In deze zaak gaat het om een hoger beroep van een bakkerijmedewerkster, [geïntimeerde], tegen [appellant], de eigenaar van de bakkerij, inzake een geschil over de verhoging van haar loon. De kantonrechter had eerder in een vonnis op 3 juni 2013 de vorderingen van [geïntimeerde] toegewezen, waarbij zij [appellant] had veroordeeld tot betaling van achterstallig salaris en wettelijke verhogingen. [appellant] is in hoger beroep gekomen, waarbij hij de vernietiging van het vonnis heeft verzocht en de afwijzing van de vorderingen van [geïntimeerde]. De zaak is behandeld op 10 juni 2014, waarbij beide partijen hun standpunten hebben toegelicht en bewijs hebben aangeboden.
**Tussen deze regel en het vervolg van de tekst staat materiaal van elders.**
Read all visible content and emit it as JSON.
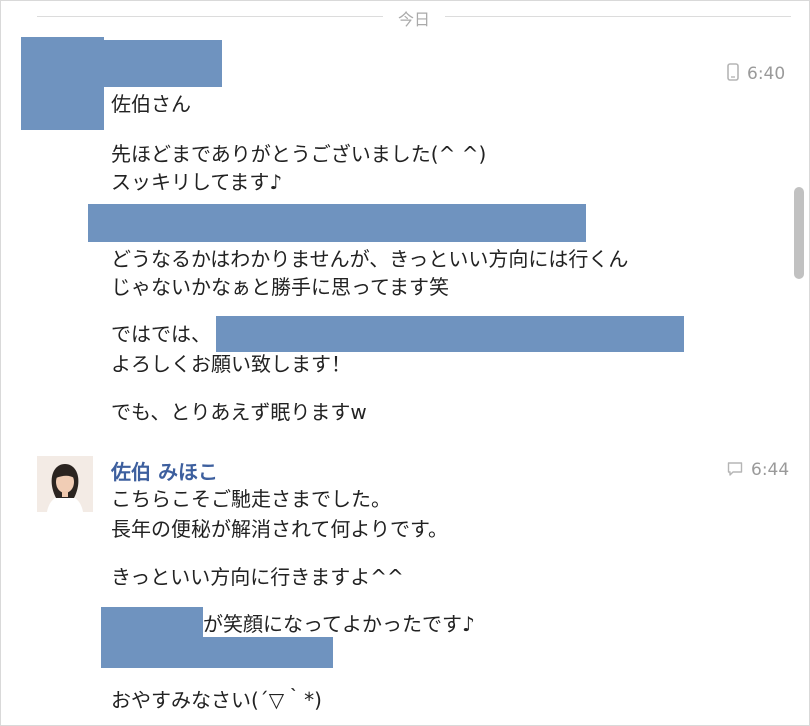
{
  "date_divider": {
    "label": "今日"
  },
  "thread": {
    "messages": [
      {
        "time": "6:40",
        "lines": [
          "佐伯さん",
          "先ほどまでありがとうございました(^ ^)",
          "スッキリしてます♪",
          "どうなるかはわかりませんが、きっといい方向には行くん",
          "じゃないかなぁと勝手に思ってます笑",
          "ではでは、",
          "よろしくお願い致します！",
          "でも、とりあえず眠りますw"
        ]
      },
      {
        "sender": "佐伯 みほこ",
        "time": "6:44",
        "lines": [
          "こちらこそご馳走さまでした。",
          "長年の便秘が解消されて何よりです。",
          "きっといい方向に行きますよ^^",
          "が笑顔になってよかったです♪",
          "おやすみなさい(´▽｀*)"
        ]
      }
    ]
  },
  "colors": {
    "redaction": "#6f93bf",
    "sender_name": "#3d5f9e",
    "timestamp": "#9a9a9a",
    "divider_line": "#dcdcdc"
  },
  "icons": {
    "first_time_icon": "phone-icon",
    "second_time_icon": "chat-bubble-icon"
  }
}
De feiten zijn als volgt: [geïntimeerde] is sinds 1 mei 1997 werkzaam bij de bakkerij en heeft een bruto maandloon van € 1464,36. De arbeidsovereenkomst valt onder de CAO Bakkersbedrijf. [appellant] is sinds januari 2012 medevennoot van de bakkerij en heeft de rechtsvoorganger overgenomen. In eerste aanleg heeft [geïntimeerde] gevorderd om [appellant] te veroordelen tot betaling van achterstallig salaris en wettelijke verhogingen, welke vorderingen door de kantonrechter zijn toegewezen.
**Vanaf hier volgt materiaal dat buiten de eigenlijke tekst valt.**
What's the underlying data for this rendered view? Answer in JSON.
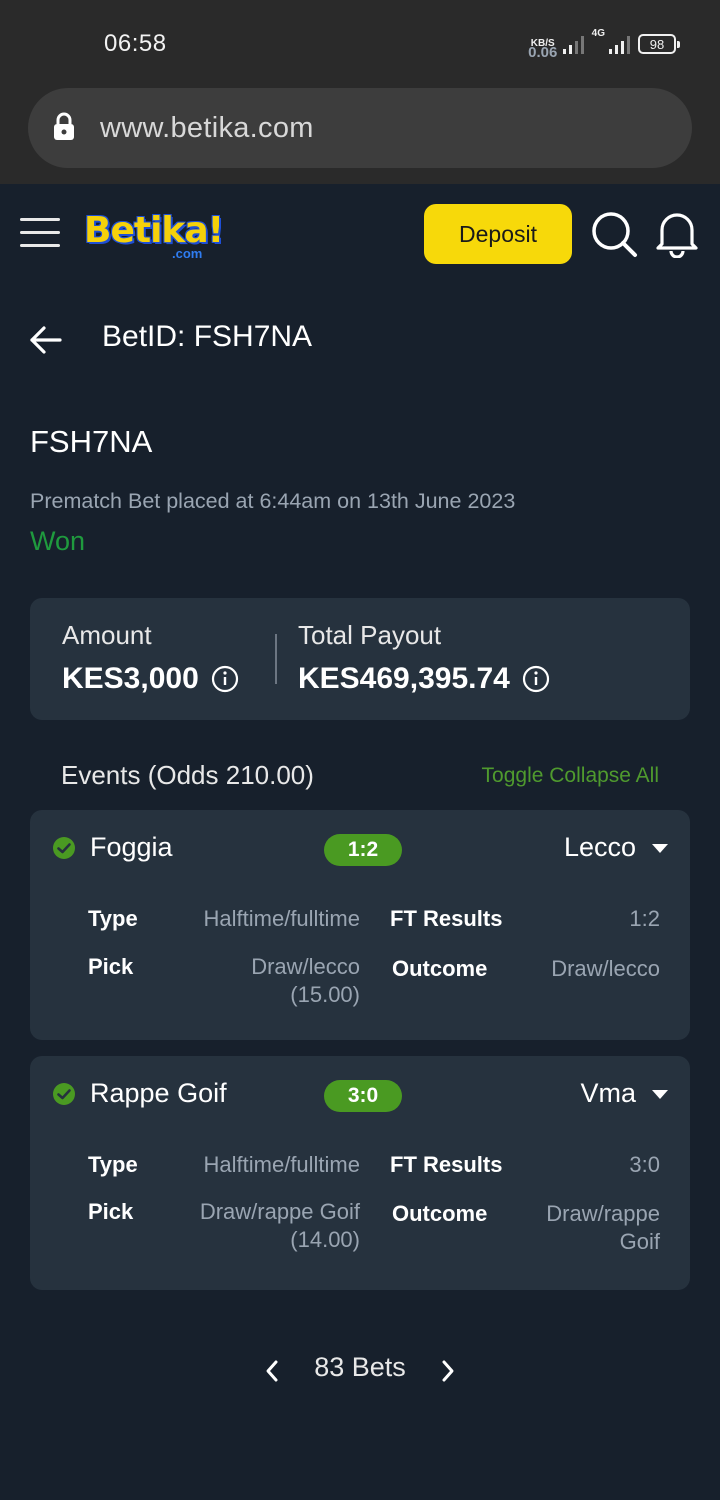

In hoger beroep heeft [appellant] grieven ingediend, onder andere dat de kantonrechter ten onrechte heeft geoordeeld dat hij zich niet inhoudelijk tegen de vorderingen heeft verweerd. Het hof heeft vastgesteld dat de kantonrechter de feiten correct heeft vastgesteld en dat [appellant] in eerste aanleg geen conclusie van antwoord heeft ingediend. Het hof heeft ook de argumenten van [appellant] over de interpretatie van de CAO Bakkersbedrijf en de werkzaamheden van [geïntimeerde] overwogen. Het hof heeft behoefte aan meer informatie over de aard van de werkzaamheden van [geïntimeerde] en heeft een comparitie van partijen gelast om deze informatie te verkrijgen en te onderzoeken of er mogelijkheden zijn voor een schikking.
De beslissing van het hof is dat partijen in persoon moeten verschijnen voor de raadsheer-commissaris op 14 augustus 2014, waarbij ook de mogelijkheid van een schikking wordt onderzocht. Het hof houdt verdere beslissingen aan tot na de comparitie.